Publication Date

2010

Abstract

Understanding culture and its attitudes and values towards space, place and nature is a critical aspect in determining appropriate approaches to a wide variety of planning actions. Actions such as gaining support for protected areas, designing new developments, and integrating tourism facilities in existing communities all depend on an understanding of cultural norms and values for their success. But understanding the relationship between cultural attitudes and culturally defined space can be difficult, falling prey to the observer’s own cultural norms and biases. This project uses a method based on individual interviews and expert observation of physical traces, to develop an understanding of cultural attitudes and values towards land, nature and proxemics.

This case study of three cultural groups in Belize compares and contrasts the village patterns and personal landscapes of three villages with widely differing landscapes. About the size of Massachusetts, Belize is home to a diverse population of ethnic groups with widely different cultures and visibly different development patterns. The Garifuna, descendants of African slaves shipwrecked on St. Vincent, inhabit villages on the coast in central Belize. The Mayan villages are predominantly two linguistic types, Mopan or Kechi and inhabit the highlands of southern and southwestern Belize. Many moved to these areas during periods of civil unrest in Guatemala during the 20th century. The third cultural group, the Creole, are descendants of African slaves brought to Belize to work in the logwood trade and on plantations, and include European cultural heritage descending from plantation owner-slave parentage. Creole communities proliferate through the northern and coastal areas of Belize. This study observed the three predominant cultures as expressed in three different villages: Garifuna in the coastal village of Hopkins, Mayan in the southern highlands village of San Jose, and the northern lowlands Creole village of Crooked Tree.

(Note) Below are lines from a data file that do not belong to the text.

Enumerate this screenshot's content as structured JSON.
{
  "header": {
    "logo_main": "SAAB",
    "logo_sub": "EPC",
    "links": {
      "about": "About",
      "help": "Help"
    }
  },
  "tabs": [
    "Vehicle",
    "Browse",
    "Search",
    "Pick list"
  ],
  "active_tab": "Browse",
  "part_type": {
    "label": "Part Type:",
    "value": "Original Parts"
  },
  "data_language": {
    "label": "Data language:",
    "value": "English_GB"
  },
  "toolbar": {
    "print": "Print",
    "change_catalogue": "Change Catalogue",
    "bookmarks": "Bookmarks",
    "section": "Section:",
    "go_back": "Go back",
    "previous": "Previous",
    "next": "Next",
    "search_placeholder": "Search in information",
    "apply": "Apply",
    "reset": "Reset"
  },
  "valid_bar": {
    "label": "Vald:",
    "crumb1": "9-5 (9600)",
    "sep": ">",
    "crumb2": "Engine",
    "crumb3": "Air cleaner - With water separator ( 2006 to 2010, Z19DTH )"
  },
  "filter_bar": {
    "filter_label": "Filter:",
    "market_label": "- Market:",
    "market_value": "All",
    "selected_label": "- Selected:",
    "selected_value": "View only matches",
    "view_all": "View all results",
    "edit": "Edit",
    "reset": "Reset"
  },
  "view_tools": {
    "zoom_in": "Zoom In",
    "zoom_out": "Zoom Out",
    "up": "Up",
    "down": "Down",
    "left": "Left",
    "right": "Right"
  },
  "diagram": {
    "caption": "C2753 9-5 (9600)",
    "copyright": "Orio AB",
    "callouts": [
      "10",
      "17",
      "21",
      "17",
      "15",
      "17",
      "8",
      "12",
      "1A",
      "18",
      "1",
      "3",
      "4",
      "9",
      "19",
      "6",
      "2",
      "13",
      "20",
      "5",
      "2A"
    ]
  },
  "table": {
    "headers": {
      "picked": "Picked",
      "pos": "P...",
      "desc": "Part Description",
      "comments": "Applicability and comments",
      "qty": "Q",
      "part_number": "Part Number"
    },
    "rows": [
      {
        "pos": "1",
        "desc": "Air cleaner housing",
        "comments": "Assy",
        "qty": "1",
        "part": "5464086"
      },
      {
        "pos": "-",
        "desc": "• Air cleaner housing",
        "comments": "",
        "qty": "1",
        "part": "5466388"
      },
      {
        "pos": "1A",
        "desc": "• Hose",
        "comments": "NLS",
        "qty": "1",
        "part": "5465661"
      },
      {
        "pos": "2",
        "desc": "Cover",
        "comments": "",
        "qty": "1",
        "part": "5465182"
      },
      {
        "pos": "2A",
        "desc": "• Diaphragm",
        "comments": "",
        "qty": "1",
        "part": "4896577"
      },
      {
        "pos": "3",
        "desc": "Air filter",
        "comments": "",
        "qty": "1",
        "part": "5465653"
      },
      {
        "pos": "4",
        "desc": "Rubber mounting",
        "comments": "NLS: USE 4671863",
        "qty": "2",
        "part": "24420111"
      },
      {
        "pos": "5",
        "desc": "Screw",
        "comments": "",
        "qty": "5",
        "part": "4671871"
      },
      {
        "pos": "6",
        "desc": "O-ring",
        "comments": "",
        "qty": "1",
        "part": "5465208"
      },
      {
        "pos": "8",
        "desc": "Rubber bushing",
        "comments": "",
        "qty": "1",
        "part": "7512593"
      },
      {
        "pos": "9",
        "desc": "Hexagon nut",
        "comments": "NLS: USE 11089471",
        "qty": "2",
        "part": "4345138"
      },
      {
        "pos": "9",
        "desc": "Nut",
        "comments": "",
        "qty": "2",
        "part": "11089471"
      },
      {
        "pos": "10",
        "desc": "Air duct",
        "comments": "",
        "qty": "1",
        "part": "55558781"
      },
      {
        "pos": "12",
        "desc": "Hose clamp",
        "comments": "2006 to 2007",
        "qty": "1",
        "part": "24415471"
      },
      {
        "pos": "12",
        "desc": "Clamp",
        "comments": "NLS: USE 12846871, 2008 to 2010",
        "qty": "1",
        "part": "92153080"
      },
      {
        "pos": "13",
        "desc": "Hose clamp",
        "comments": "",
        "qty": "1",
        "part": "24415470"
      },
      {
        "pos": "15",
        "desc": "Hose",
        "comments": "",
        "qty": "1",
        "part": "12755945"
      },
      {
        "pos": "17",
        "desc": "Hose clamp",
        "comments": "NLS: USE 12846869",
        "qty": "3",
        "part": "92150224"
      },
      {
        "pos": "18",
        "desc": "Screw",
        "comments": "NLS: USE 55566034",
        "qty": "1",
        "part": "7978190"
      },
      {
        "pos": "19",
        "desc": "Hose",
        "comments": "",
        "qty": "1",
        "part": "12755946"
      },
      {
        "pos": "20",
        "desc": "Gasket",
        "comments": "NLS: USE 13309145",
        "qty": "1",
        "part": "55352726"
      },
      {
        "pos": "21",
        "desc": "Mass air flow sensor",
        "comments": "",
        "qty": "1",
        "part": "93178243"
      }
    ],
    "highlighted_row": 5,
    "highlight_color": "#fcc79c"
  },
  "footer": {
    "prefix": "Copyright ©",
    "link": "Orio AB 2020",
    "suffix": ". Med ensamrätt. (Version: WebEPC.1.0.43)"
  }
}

Data was collected through participant interviews and expert observation of physical trace during two case study visits made during the month of March in 2007 and 2008 by two teams of students. The data illustrates two critical findings: first, how widely different the living spaces and personal landscapes of three cultures can be, even when located in villages located in close proximity, and secondly, how clues in the personal, home landscapes of community members give valuable clues to their attitudes and values with respect to nature, land and protected areas.

Comments

Proceedings of Landscape and Legacy: Landscape Architecture between Art and Science, a joint conference of the International Study Group on the Multiple Use of Lands (ISOMUL) and the Council of Educators in Landscape Architecture (CELA), Maastricht, Netherlands May. 2010.